People were terrified across the country. If you were in the event, you were fighting for your life. Hail stones the size of grapefruits fell in one Colorado town, and a Texas town saw a waterspout form in a flooded Dallas suburb. In normal conditions it would’ve been a tornado, but the area was too flooded, not that this helped in the damage. Homeowners who were already struggling to find higher ground found themselves faced with whipped-around debris, and entire families on rooftops were killed as the tornado/waterspout threw debris onto them or ripped them from their dry spot, skipping them like stones across the flooded landscape.
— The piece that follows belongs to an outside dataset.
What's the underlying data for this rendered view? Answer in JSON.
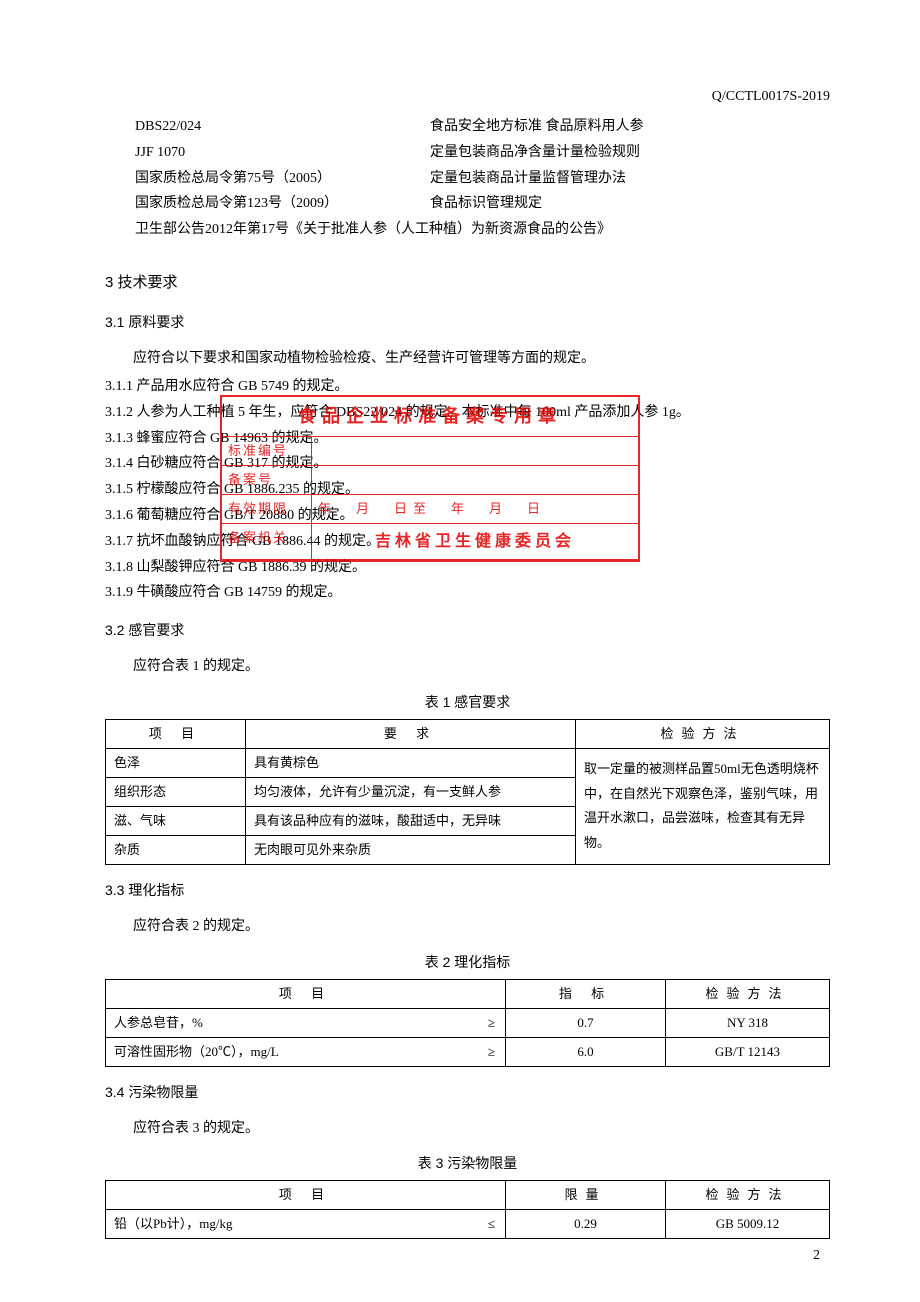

The people east of the event were glued to their televisions, none more so than the parents in Elwood City. They knew the kids were safe. Maps were brought out and posted online showing where the camp was relative to the most northern cells. While they might get residual rain showers, that was nothing compared to what was headed into Elwood City. City leaders were growing worried, and as the storm approached, the city decided it was in their best interest to shut down everything—schools, government offices, and any private business. Residents were free to make their own choices, but they were greatly encouraged to seek out shelter elsewhere if they could, escaping north. Otherwise they needed to start forming an emergency plan. The storm was coming fast, so decisions needed to be made.
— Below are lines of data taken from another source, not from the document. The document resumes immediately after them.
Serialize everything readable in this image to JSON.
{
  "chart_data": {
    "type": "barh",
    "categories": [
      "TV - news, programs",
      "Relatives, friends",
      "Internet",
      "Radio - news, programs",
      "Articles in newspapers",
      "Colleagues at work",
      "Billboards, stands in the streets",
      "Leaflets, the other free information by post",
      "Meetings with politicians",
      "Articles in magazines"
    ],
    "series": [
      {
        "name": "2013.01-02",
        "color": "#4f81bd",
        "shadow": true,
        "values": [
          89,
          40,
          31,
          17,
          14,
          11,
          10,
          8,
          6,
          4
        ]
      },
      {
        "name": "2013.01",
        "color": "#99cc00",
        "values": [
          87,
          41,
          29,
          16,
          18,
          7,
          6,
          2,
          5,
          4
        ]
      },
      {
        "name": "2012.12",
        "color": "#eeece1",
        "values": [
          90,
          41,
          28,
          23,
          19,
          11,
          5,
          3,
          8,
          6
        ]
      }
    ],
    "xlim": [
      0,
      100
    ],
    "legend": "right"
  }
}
Bitzi refused to leave. Her condo had an upper floor to avoid flooding and a strong storm cellar for tornadoes and other powerful events. She could liveblog the event, which would help take her mind off of Buster. But deep down she made the decision for him: Why should she try to go somewhere else to escape the storm? What if he couldn’t find her? She couldn’t do that to him, so she stayed.
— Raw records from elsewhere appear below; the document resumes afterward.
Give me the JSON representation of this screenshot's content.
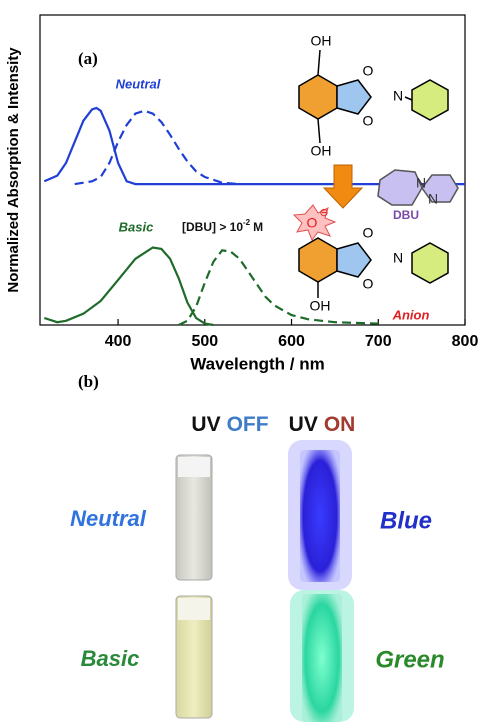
{
  "chart_data": {
    "type": "line",
    "panel_label": "(a)",
    "x_label": "Wavelength / nm",
    "y_label": "Normalized Absorption & Intensity",
    "xlim": [
      310,
      800
    ],
    "xticks": [
      400,
      500,
      600,
      700,
      800
    ],
    "ylim": [
      0,
      2.2
    ],
    "series": [
      {
        "color": "#1f3fd6",
        "style": "solid",
        "x": [
          315,
          330,
          340,
          350,
          360,
          370,
          375,
          380,
          390,
          400,
          410,
          420,
          500,
          600,
          700,
          800
        ],
        "y": [
          1.02,
          1.06,
          1.15,
          1.3,
          1.45,
          1.53,
          1.54,
          1.52,
          1.38,
          1.15,
          1.02,
          1.0,
          1.0,
          1.0,
          1.0,
          1.0
        ]
      },
      {
        "color": "#1f3fd6",
        "style": "dashed",
        "x": [
          350,
          370,
          380,
          390,
          400,
          410,
          420,
          430,
          440,
          450,
          460,
          470,
          480,
          490,
          500,
          520,
          540
        ],
        "y": [
          1.0,
          1.02,
          1.05,
          1.15,
          1.3,
          1.42,
          1.5,
          1.52,
          1.5,
          1.44,
          1.35,
          1.25,
          1.16,
          1.09,
          1.05,
          1.01,
          1.0
        ]
      },
      {
        "color": "#1e6b2a",
        "style": "solid",
        "x": [
          315,
          330,
          340,
          360,
          380,
          400,
          420,
          440,
          450,
          460,
          470,
          480,
          490,
          500,
          510
        ],
        "y": [
          0.05,
          0.02,
          0.03,
          0.08,
          0.17,
          0.32,
          0.47,
          0.55,
          0.54,
          0.47,
          0.33,
          0.16,
          0.05,
          0.01,
          0
        ]
      },
      {
        "color": "#1e6b2a",
        "style": "dashed",
        "x": [
          470,
          480,
          490,
          500,
          510,
          520,
          530,
          540,
          550,
          560,
          570,
          580,
          600,
          620,
          650,
          700
        ],
        "y": [
          0,
          0.03,
          0.13,
          0.3,
          0.45,
          0.53,
          0.52,
          0.47,
          0.38,
          0.29,
          0.2,
          0.14,
          0.07,
          0.04,
          0.02,
          0.01
        ]
      }
    ],
    "annotations": {
      "neutral": "Neutral",
      "basic": "Basic",
      "dbu_condition": {
        "base": "[DBU] > 10",
        "exponent": "-2",
        "unit": "M"
      },
      "dbu": "DBU",
      "anion": "Anion"
    },
    "structure_labels": [
      "OH",
      "O",
      "N",
      "O",
      "OH",
      "O",
      "⊖",
      "O",
      "N",
      "O",
      "OH",
      "N",
      "N"
    ]
  },
  "panel_b": {
    "panel_label": "(b)",
    "uv_off": {
      "prefix": "UV",
      "state": "OFF"
    },
    "uv_on": {
      "prefix": "UV",
      "state": "ON"
    },
    "rows": [
      {
        "condition": "Neutral",
        "emission": "Blue"
      },
      {
        "condition": "Basic",
        "emission": "Green"
      }
    ]
  }
}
The Crosswire’s took no chances and booked a private jet to take them north to Nova Scotia. They invited the Frensky’s along on Francine’s behalf, knowing Francine would want her parents to do whatever they could to stay safe. After a blistering argument, Catherine was finally able to convince her parents to just do whatever they wanted them to do. So they packed as much as they could and took a limo to the Crosswire mansion, where Bailey loaded their things into a large SUV and took them to Elwood City’s private airfield, where a plane picked up both families and Bailey and flew them to safety.

The Read’s decided it was in their best interest to head out to Grandma Thora’s house to stay with her, not to be any safer but to be together. They felt they might fare better in the country anyhow away from all that asphalt and carved streets that would just make the water rise faster. Besides, Thora had a storm shelter where they did not, so it was an obvious choice. They even took Mrs. MacGrady with them, picking her up before hitting the highway to Thora’s home.

The Morgan’s, Power’s, and Barnes’ saw no reason to leave. Unlike Bitzi they weren’t clinging to their child and their impending return almost a week from now. They just saw no point in going somewhere else where they probably wouldn’t be any safer. Besides, Mrs. Powers needed to barricade the business, boarding up windows and piling sandbags around the doors to keep water out and the glass from breaking. Her husband would prepare the house, and together they would make it through.

Other families decided just to leave. Like many others, they hit the highway heading north, not really knowing where they were going. But going south meant certain death in floods, tornadoes, and other violent weather events. If they went north, they at least had a chance…if they wouldn’t be stuck in traffic when the worst of it hit.